Best way to Read N number of tables and load into 1 table

SURA · Post by **SURA** » Tue Nov 08, 2011 6:12 pm

Hi there

I am developing a Generic Datastage job to load the 100 tables data into a single table.

I have a control table in which I have the list of tables which need to pick for the day. But in general I may get around 100 tables daily and the total records volume is @ 2 million.

I wish to know the best approach to do this work.

I am in the plan to do a generic RCP job and herewith my design.

SQL Server --> TFM --> SEQ File stage

This job will be a multiple instance job and LOOP Sequence will trigger this job on each iteration and load into sequential file.

Final job will read all the Sequential files using file pattern and load it to the target table.

Is there is any other best approach which will get more performance than this approach?

Suggestions welcome.

DS User

ray.wurlod · Post by **ray.wurlod** » Tue Nov 08, 2011 7:41 pm

First and obvious question - do all of these tables and the target table have the same record structure?

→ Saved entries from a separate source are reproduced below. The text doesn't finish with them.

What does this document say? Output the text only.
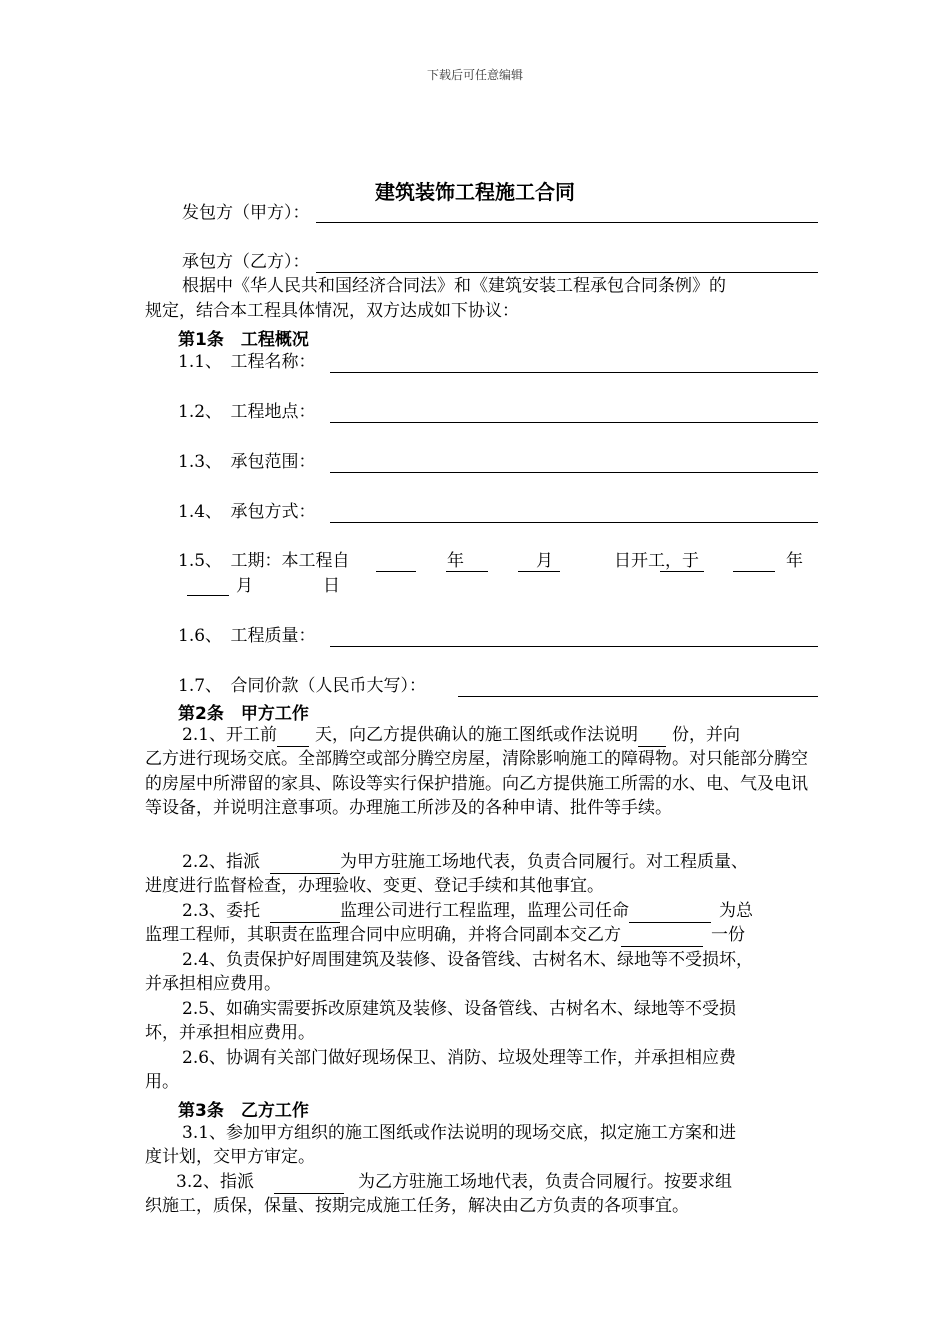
下载后可任意编辑
建筑装饰工程施工合同
发包方（甲方）：
承包方（乙方）：
根据中《华人民共和国经济合同法》和《建筑安装工程承包合同条例》的
规定，结合本工程具体情况，双方达成如下协议：
第1条　工程概况
1.1、　工程名称：
1.2、　工程地点：
1.3、　承包范围：
1.4、　承包方式：
1.5、　工期：本工程自	年	月	日开工，于	年
月	日
1.6、　工程质量：
1.7、　合同价款（人民币大写）：
第2条　甲方工作
2.1、开工前 天，向乙方提供确认的施工图纸或作法说明 份，并向
乙方进行现场交底。全部腾空或部分腾空房屋，清除影响施工的障碍物。对只能部分腾空的房屋中所滞留的家具、陈设等实行保护措施。向乙方提供施工所需的水、电、气及电讯等设备，并说明注意事项。办理施工所涉及的各种申请、批件等手续。
2.2、指派	为甲方驻施工场地代表，负责合同履行。对工程质量、
进度进行监督检查，办理验收、变更、登记手续和其他事宜。
2.3、委托	监理公司进行工程监理，监理公司任命	为总
监理工程师，其职责在监理合同中应明确，并将合同副本交乙方	一份
2.4、负责保护好周围建筑及装修、设备管线、古树名木、绿地等不受损坏，
并承担相应费用。
2.5、如确实需要拆改原建筑及装修、设备管线、古树名木、绿地等不受损
坏，并承担相应费用。
2.6、协调有关部门做好现场保卫、消防、垃圾处理等工作，并承担相应费
用。
第3条　乙方工作
3.1、参加甲方组织的施工图纸或作法说明的现场交底，拟定施工方案和进
度计划，交甲方审定。
3.2、指派	为乙方驻施工场地代表，负责合同履行。按要求组
织施工，质保，保量、按期完成施工任务，解决由乙方负责的各项事宜。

SURA · Post by **SURA** » Tue Nov 08, 2011 8:25 pm

All the source tables are having the same record structure. Whereas in target adding metadata colums too for internal track.

DS User

chulett · Post by **chulett** » Tue Nov 08, 2011 9:18 pm

Since that's the case, you might want to consider an alternative to the looping construct - perhaps you can take your table list and construct a single source query where 'union all' is used. For example:

SELECT * FROM TABLE_A
UNION ALL
SELECT * FROM TABLE_B
UNION ALL
SELECT * FROM TABLE_C

Etc, etc. Write that out to a file and then have the job leverage the 'SQL File' option, get it all done in "one" select. Assuming they can all be sourced from the same credentials / connection, that is.

SURA · Post by **SURA** » Tue Nov 08, 2011 9:47 pm

Hi Criag

Thanks for your reply.

Day to day table names will change and no of tables will vary. Today i may pick 50 and tomorrow 500 and then 100.

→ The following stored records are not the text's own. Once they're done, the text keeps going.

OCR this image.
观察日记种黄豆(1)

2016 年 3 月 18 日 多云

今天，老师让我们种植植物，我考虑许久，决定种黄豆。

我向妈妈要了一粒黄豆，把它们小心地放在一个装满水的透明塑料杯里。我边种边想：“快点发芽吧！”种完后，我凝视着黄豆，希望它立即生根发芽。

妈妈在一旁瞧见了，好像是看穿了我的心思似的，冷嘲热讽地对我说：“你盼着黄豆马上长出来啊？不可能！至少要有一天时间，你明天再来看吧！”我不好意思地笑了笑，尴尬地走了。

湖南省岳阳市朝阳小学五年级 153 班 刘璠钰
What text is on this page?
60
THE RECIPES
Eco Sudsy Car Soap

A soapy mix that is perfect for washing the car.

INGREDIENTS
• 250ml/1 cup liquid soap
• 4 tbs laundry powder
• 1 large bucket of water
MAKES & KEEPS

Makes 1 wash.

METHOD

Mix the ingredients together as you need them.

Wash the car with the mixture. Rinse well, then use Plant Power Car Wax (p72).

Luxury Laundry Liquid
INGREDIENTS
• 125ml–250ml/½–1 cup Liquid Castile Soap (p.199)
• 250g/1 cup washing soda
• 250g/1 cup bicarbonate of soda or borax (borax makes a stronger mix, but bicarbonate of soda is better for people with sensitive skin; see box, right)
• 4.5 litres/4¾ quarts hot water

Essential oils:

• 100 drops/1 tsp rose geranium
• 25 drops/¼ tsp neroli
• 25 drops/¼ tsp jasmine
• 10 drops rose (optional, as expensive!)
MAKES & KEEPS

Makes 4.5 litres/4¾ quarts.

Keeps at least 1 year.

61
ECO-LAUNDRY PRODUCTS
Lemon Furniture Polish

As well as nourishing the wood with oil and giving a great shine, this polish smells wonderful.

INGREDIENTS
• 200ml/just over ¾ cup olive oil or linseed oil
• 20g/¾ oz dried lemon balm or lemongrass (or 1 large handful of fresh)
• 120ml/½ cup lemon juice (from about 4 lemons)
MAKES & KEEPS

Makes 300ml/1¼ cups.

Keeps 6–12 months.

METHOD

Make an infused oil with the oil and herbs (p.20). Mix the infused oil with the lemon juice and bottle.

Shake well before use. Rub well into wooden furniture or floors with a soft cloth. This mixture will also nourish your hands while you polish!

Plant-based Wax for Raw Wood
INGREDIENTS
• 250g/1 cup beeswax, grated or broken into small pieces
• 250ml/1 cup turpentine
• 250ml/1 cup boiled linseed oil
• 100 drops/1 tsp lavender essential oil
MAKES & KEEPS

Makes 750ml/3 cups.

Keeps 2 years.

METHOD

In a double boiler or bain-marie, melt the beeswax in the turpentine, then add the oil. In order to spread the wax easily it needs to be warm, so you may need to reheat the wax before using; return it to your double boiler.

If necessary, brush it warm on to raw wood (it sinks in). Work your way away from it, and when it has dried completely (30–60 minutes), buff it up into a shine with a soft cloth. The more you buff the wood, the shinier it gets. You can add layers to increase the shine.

How to construct select for these scenario?

DS User

ray.wurlod · Post by **ray.wurlod** » Tue Nov 08, 2011 9:57 pm

Edit the file of names to build SELECT statements around them. Or:

Execute Command activity:

Code: Select all

cat #filepath#

User Variables activity:

Code: Select all

Ereplace((Cats(Reuse("SELECT * FROM "), Command.$Output),@FM," UNION ALL ",-1,0)

That will get you close. You may have to trim the trailing @FM from Command.$Output before (or as part of) constructing the SQL.

chulett · Post by **chulett** » Tue Nov 08, 2011 10:00 pm

Seems to me you would just select the list of table names and then write them out to a flat file. Nothing in what I posted requires you know anything about the table names or how many there will be on any given day as you are (in essence) building dynamic sql. Write out the first record with just the select and then add on the "union all" to all of the rest.

However, you may run into a problem with the size of the file if your number of tables can go that high. But then I wonder if in a Sequence job the string which holds the "delimited list of things to loop through" can be that long.

SURA · Post by **SURA** » Wed Nov 09, 2011 8:46 am

Ray

How to execute this query?

The aim of my question is, if query is bigger, I can't pass it as a param.

DS User

SURA · Post by **SURA** » Wed Nov 09, 2011 8:49 am

Sorry Criag,

I am not clear with your comments. I have a control table, in which they will give me the list of table name which need to pick for the day.

DS User

Aruna Gutti · Post by **Aruna Gutti** » Wed Nov 09, 2011 2:18 pm

How about passing the table name as a parameter within a sequence job?

1. job 1 -- Read control table and create delimited seq file with all the tables to be loaded.
2. begin the loop
3. parse file created in step 1 for (next) source table name with User variable activity stage
4. Using the source table name passed by user variable activity stage load target table
5. end loop

Aruna.

ray.wurlod · Post by **ray.wurlod** » Wed Nov 09, 2011 3:08 pm

The point we've been trying to make is that a sequence job with a loop means that you process one table at a time. A UNION can (theoretically anyway) stream all rows from all tables at the same time.

You could construct the SQL statement within the sequence (Routine activity) rather than in an external command.

SURA · Post by **SURA** » Wed Nov 09, 2011 5:54 pm

I got it. Let me try it and get back to you.

Meanwhile , just for a clarification,

For some reason if it has to run 800 tables, still it doesn't matter with union all approach?

DS User

ray.wurlod · Post by **ray.wurlod** » Wed Nov 09, 2011 8:06 pm

Provided your database server can cope with an SQL statement that long, it should be OK.

You could always create a hybrid approach, such as a sequence with multiple loops each handling a subset of lines from the list of table names.

chulett · Post by **chulett** » Wed Nov 09, 2011 11:22 pm

Pretty simple to test your "800 table" question, simply put the same table name in your control table 800 times.